If you decide to exit one of the IDR plans, it is usually pretty easy. If you want to change from the ICR or the PAYE all you have to do is request the plan you want from your servicer and a request can be placed to move you from one plan to another.
Only caveat is you have enough remaining term to make the switch. Also make sure you realize this may significantly raise your payment. Let’s say you were on a 10 year level and switched to the ICR. You paid significantly less than what your Level payment was for four years on the ICR. If you switch back to the Level, you are now paying whatever is left on your loan over 6 years, not 10. And since you did not keep up the 10 year pace with your lower ICR payments, this can cause for a much higher level payment then you originally had.
It is no where near as easy for the IBR. Whenever you are exiting the IBR there are several steps you have to follow. First you have to make make an exit payment. This payment is supposed to be what a normal payment would be on the Standard Repayment Plan.

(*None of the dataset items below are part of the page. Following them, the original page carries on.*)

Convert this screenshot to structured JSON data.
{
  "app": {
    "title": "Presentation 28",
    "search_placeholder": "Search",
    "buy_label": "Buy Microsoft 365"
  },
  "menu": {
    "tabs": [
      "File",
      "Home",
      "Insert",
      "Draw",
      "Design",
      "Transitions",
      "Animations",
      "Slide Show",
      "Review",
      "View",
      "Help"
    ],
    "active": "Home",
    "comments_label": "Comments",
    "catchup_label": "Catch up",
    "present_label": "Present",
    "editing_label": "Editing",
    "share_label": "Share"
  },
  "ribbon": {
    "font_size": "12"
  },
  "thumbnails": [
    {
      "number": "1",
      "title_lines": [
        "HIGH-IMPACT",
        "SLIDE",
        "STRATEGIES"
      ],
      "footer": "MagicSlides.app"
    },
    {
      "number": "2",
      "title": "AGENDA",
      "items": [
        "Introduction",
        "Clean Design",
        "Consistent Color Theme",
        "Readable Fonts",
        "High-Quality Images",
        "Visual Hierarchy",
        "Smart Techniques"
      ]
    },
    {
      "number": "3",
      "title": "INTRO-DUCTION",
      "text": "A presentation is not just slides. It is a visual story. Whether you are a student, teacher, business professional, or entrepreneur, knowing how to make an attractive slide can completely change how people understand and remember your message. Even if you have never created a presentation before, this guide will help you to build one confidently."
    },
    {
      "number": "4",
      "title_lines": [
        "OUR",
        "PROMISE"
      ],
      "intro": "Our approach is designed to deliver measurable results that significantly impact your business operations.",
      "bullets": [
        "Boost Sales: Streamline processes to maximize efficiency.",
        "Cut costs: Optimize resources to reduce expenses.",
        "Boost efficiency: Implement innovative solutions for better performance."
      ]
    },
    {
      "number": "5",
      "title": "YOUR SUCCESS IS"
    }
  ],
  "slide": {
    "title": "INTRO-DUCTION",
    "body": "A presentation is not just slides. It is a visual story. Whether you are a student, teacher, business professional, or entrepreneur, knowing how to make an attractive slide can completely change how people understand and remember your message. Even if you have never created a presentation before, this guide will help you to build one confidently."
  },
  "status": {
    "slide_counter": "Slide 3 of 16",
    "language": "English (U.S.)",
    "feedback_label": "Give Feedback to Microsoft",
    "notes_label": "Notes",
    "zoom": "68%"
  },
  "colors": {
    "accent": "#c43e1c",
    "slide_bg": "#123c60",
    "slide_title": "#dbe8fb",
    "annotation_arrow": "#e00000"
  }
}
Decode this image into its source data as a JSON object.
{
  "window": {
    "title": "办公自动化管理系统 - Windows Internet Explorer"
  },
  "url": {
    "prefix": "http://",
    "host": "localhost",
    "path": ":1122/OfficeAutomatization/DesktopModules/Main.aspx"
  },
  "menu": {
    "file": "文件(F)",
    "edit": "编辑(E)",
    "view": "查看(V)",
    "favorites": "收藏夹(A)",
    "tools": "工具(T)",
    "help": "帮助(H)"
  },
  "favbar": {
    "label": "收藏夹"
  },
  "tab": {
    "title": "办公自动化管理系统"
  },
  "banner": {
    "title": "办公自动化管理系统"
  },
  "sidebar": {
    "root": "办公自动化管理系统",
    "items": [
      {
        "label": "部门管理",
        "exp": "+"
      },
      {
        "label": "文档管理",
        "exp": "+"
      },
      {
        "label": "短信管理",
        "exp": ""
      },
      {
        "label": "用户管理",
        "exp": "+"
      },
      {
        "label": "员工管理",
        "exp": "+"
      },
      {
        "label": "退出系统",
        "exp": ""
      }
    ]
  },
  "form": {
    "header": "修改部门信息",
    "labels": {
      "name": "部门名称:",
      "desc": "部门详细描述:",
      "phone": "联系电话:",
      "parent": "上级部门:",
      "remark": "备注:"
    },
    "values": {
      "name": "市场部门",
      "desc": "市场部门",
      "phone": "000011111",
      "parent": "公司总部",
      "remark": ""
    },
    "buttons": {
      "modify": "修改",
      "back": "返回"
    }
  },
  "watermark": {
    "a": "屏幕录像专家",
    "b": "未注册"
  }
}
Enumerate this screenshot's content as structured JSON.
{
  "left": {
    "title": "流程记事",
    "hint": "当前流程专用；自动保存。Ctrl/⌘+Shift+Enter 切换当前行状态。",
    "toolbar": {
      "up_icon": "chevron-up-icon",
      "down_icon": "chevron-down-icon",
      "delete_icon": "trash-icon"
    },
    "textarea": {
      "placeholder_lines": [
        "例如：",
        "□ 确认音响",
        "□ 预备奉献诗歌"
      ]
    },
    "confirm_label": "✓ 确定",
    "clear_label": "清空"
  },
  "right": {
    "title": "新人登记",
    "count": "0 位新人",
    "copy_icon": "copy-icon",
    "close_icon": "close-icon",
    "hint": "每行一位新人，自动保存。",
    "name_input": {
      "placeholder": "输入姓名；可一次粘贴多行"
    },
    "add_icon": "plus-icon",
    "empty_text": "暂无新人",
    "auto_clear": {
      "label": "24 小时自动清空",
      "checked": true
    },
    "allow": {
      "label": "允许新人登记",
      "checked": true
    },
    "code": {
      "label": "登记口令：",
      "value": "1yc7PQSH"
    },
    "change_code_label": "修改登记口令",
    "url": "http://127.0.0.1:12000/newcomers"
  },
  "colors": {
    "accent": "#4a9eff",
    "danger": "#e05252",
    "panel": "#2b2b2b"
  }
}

If you are unable to make this payment you can apply for what is called a Reduced Payment Forbearance. The terms of this forbearance can be given to your through your servicer. You can choose the payment amount you can qualify for through this forbearance.
In either case once you make the request you will be sent an exit bill. This next part is extremely important. You must wait till the bill generates (and thus you receive the bill) before making this payment and make the payment by the payment date. If you make the payment too early or too late you will not be switched off the plan and the payment will just be credited towards the loan but will not allow you to satisfy the requirements to be removed from the IBR.
Because of the special steps required, if you want to switch from the IBR (even to another IDR plan) it is best to contact your servicer to make sure you are not missing any steps but this should definitely help you with what to expect!